The film opens in Victorian London, with a man running away from the police. He manages to escape them and returns to his apparent home, as there, his partner/wife is there to greet him with his daughter sat across the room. She tells him that Jack the Ripper has killed again, the man then pulls out a knife and stabs the woman to death, all the time his daughter is there baring witness to her own Mother's murder. Next we skip fifteen years, to a séance taking place. Once it finishes the guests leave except one; Mr Dysart, who has paid to sleep with Anna, a young orphan girl whom the medium took in and has brought up. Mr Dysart gives her a gift, a jewel of some sort, at the sight of the glistening reflection from it Anna sees flashbacks of her Mother's murder and the glistening reflection of light off the knife that killed her. This sends her into a trance state in which Mr Dysart gets angry and lashes out at her, the medium enters the room and intervenes. Whilst the medium and the man argue, Anna grabs the coal fire poker. Then we see one of the other guests; Dr Pritchard a Psychiatrist, who is outside at the time. He hears screams coming from the house and rushes back in to find Mr Dysart traumatised, Anna in a trance and the medium pinned to the door with the poker. After this there is no substantial evidence for anyone to be convicted of the grisly murder as Anna was in a trance state and therefore doesn't remember a thing, and Mr Dysart is the only one who suspicion falls upon, but Dr Pritchard covers for him and claims he saw him leave before the murder took place. After this, Dr Pritchard decides to take Anna into his care to analyse her and study her behaviour. He later discovers that light glistening off shiny objects reminds her of the shiny knife used to kill her mother and sends her into a trance state where she is almost possessed by her father; Jack the Ripper and goes about committing grisly murders.

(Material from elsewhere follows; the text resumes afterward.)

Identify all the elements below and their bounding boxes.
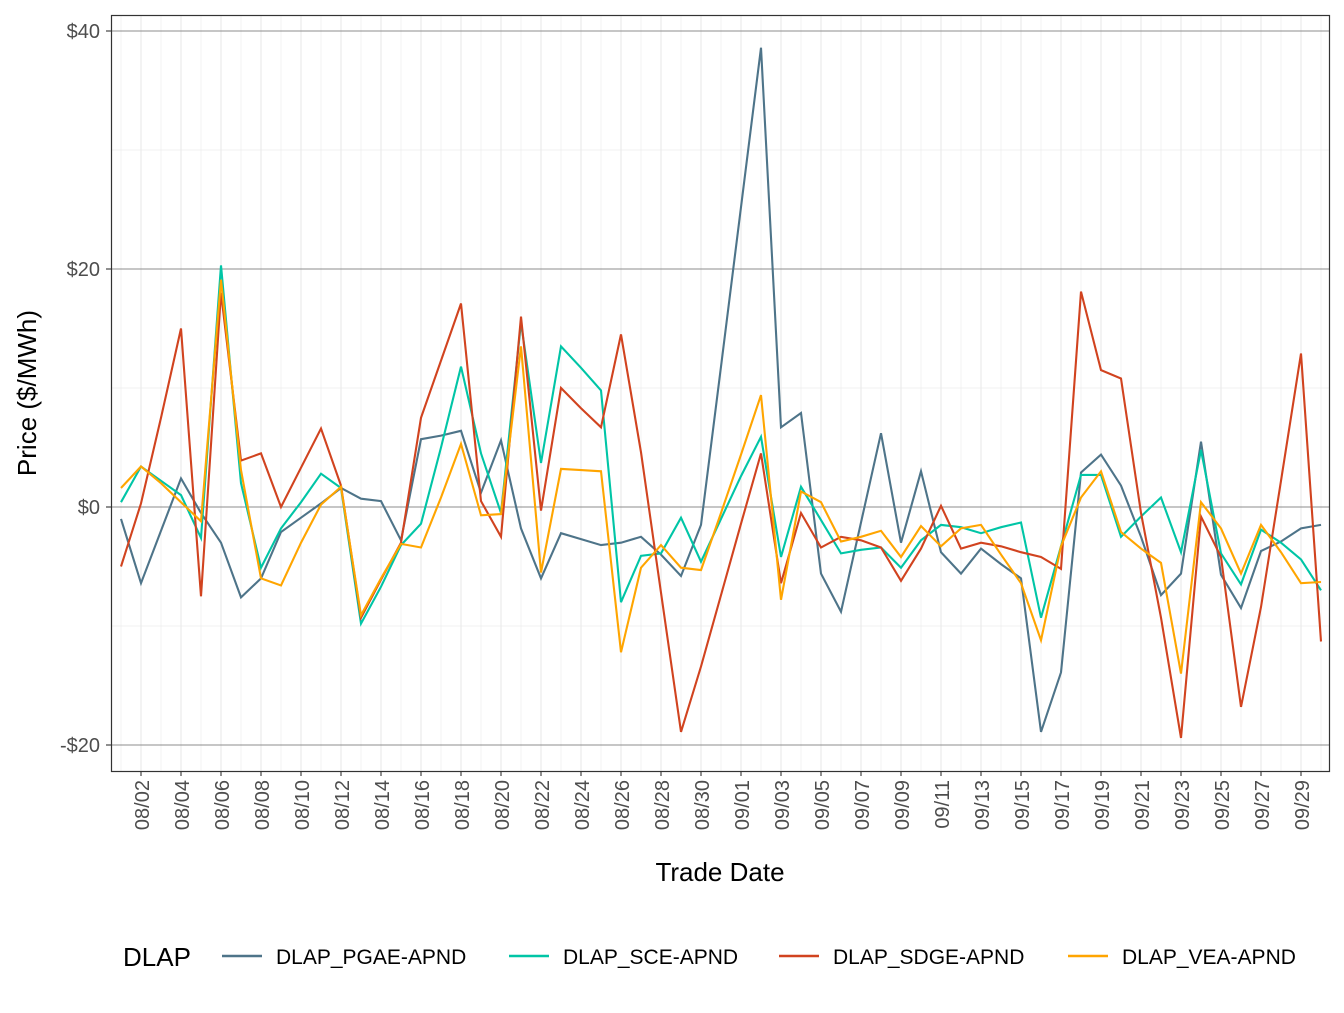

Hands of the Ripper is a 1971 Hammer Production directed by Peter Sasdy. It stars Eric Porter as Dr Pritchard, Angharad Rees as Anna and Derek Godfrey as Mr Dysart.
My initial reaction before I knew anything about this film, before I knew the plot or even who was in it, all I knew was the title and my initial thought was “oh another Jack the Ripper film.” Now there are some rather good Jack the Ripper films out there, but I thought well how different could another Jack the Ripper tale possibly be, its a story about a man no one knows anything about. But this film really surprised me, the only part that features Jack the Ripper is the pre-credits sequence which we then see glimpses of when we see Anna's flashbacks, there after the story is all about his daughter Anna and the murders she is committing because of him. I rather enjoyed Hands of the Ripper, it had the appropriate level of violence for a Jack the Ripper tale and for that of which Hammer audiences expect of a Hammer Horror. It kept my interest right up until it's very end. It delivered, what I felt, was everything you expect from a Hammer Production, entertainment, intrigue, enjoyment and (for the time; 1971) shocking violence. This is possibly one of the best Hammer Horrors I have seen, and I would recommend it to anyone who is thinking of trying a Hammer Horror or to anyone who has already been introduced to the film series and was thinking of trying this one.